In mezzo a voi sta uno! La sua presenza è nel cuore stesso di questa comunità eucaristica, della vostra famiglia, delle vostre amicizie, a patto che ciascuno accetti di essere sacramento visibile dell’invisibile e strumento di comunicazione e di partecipazione. Egli sta in mezzo per farsi condividere, per farsi ancora spezzare dall’amore di quanti partecipano al banchetto della comunità, portando se stessi con le due tendenze al bene e al male e mettendo se stessi sul banchetto della fraternità e sulla mensa dell’Eucaristia. Se Lui è in mezzo a voi, bisogna riconoscerlo! Eppure, «voi non lo conoscete!». Com’è tragica questa affermazione. È estraneo pur restando «in mezzo», uno sconosciuto, pur essendo presente! Se non siamo in grado di conoscerlo, significa che c’è un impedimento alla vista e si rende necessario comprare da Lui «collirio per ungerti gli occhi e ricuperare la vista» (Ap 3,18).
Per recuperare la vista della conoscenza, bisogna interrogare il cuore, perché solo il cuore sa vedere e scrutare i moti d’amore, come avviene ai discepoli di Emmaus (Lc 24, 31-32). La conoscenza è data dalla vista, cioè dalla sperimentazione dell’amore che si traduce in fraternità condivisa e partecipata, vissuta con gesti, atteggiamenti e parole di tenerezza che diventano accoglienza dell’altro/a com’è, senza pretendere nulla in cambio: «Chi, infatti, non ama il proprio fratello che vede, non può amare Dio che non vede» (1Gv 4,20).

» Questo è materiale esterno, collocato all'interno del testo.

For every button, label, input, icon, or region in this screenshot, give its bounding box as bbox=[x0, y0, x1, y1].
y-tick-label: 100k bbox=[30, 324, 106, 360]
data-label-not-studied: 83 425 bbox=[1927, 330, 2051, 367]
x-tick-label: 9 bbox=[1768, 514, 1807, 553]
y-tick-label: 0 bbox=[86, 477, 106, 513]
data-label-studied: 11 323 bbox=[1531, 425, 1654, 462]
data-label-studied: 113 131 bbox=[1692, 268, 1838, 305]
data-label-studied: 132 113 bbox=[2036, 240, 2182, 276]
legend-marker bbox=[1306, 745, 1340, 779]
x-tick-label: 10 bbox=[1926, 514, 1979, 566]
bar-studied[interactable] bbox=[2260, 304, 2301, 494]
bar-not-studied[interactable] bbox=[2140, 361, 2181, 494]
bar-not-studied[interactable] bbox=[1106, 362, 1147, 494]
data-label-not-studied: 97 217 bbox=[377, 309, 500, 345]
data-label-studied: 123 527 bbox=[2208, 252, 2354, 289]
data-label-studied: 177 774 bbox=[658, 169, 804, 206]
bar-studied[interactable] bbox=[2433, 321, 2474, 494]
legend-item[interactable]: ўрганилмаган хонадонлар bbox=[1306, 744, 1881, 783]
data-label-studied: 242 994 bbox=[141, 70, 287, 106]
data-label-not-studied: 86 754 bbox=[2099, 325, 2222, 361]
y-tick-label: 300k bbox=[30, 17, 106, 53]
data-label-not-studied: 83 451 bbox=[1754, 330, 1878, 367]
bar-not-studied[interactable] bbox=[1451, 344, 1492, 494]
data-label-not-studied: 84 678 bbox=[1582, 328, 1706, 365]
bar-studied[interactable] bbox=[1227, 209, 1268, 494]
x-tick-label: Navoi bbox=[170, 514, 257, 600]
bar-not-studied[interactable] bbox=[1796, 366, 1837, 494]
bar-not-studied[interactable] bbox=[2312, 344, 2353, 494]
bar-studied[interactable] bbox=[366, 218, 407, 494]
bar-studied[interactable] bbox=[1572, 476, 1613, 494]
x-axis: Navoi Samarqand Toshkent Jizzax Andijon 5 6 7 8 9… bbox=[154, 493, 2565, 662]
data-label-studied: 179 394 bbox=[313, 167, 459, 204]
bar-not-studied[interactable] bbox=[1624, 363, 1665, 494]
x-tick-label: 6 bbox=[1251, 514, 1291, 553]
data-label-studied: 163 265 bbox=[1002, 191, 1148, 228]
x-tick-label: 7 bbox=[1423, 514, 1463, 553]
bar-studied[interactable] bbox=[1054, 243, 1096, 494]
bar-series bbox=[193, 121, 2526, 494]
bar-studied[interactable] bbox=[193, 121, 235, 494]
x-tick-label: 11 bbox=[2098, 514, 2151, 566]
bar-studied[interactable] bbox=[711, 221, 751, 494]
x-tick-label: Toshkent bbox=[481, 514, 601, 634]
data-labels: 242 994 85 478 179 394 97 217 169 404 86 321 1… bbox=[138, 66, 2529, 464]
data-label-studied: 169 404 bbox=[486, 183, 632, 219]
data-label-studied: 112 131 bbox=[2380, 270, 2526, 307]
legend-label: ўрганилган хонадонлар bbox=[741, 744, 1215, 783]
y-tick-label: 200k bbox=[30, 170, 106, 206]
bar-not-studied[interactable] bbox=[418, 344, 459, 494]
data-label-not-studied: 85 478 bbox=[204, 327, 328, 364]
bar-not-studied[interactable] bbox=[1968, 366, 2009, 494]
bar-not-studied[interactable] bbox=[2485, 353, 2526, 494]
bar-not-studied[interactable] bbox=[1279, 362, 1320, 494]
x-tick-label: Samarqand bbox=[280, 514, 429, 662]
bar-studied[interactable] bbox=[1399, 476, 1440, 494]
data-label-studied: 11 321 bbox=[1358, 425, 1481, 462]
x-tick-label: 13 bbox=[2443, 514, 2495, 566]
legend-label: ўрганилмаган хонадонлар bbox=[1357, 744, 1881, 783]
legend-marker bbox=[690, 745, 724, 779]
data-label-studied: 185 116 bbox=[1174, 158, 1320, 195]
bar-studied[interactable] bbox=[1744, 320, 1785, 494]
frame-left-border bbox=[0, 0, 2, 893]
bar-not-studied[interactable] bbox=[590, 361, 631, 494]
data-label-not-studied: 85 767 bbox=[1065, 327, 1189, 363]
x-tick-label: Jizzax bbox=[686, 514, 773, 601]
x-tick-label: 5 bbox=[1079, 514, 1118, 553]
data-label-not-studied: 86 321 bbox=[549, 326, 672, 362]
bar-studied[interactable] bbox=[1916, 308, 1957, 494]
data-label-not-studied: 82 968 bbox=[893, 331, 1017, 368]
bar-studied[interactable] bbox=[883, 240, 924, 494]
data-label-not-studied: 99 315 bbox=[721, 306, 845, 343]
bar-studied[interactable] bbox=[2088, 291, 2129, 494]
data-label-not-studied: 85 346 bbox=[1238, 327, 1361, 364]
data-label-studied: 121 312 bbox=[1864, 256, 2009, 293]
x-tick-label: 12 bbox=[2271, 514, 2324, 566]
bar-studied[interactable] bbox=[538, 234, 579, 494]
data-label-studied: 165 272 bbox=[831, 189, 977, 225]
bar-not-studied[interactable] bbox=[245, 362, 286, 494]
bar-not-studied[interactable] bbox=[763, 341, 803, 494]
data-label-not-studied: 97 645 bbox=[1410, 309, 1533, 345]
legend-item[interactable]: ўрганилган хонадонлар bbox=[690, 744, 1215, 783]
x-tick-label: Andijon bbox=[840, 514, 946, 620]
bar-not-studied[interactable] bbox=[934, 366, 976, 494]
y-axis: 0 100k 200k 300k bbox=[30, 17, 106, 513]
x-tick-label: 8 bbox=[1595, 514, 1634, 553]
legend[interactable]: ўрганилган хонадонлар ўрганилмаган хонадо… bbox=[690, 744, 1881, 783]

Conoscere è amare! Amare vuol dire proiettarsi completamente nell’altro, considerato come la parte migliore di me, perché esprime per me il volto autentico di Dio che mi ama come sono, nella mia fragilità e nella mia pochezza. La via della conoscenza sperimentale di Dio avviene attraverso la Scrittura che svela il pensiero e il cuore di Dio, nel momento in cui lui in persona parla al cuore, svelando i suoi sentimenti, le sue attese, i suoi progetti e la profondità del nostro cuore: Non ci ardeva forse il cuore nel petto mentre conversava con noi lungo il cammino, quando ci spiegava le Scritture? Non si possono leggere le Scritture solo con la testa, esse sono essenzialmente una questione di cuore che biblicamente è la sede della conoscenza sperimentale. Impegnarsi nella conoscenza significa ancora e più profondamente avere stima e cura di se stessi per essere dono unico per coloro con cui condividiamo l’Uno che sta in mezzo a noi. La voce e la mia vita, allora, diventano parola incarnata che testimonia davanti al mondo che il Signore mi abita e io mi lascio abitare dalle sue presenze che sono il volto, il cuore e i sentimenti dei miei fratelli e delle mie sorelle, gli avvenimenti del mondo, i segni dei tempi.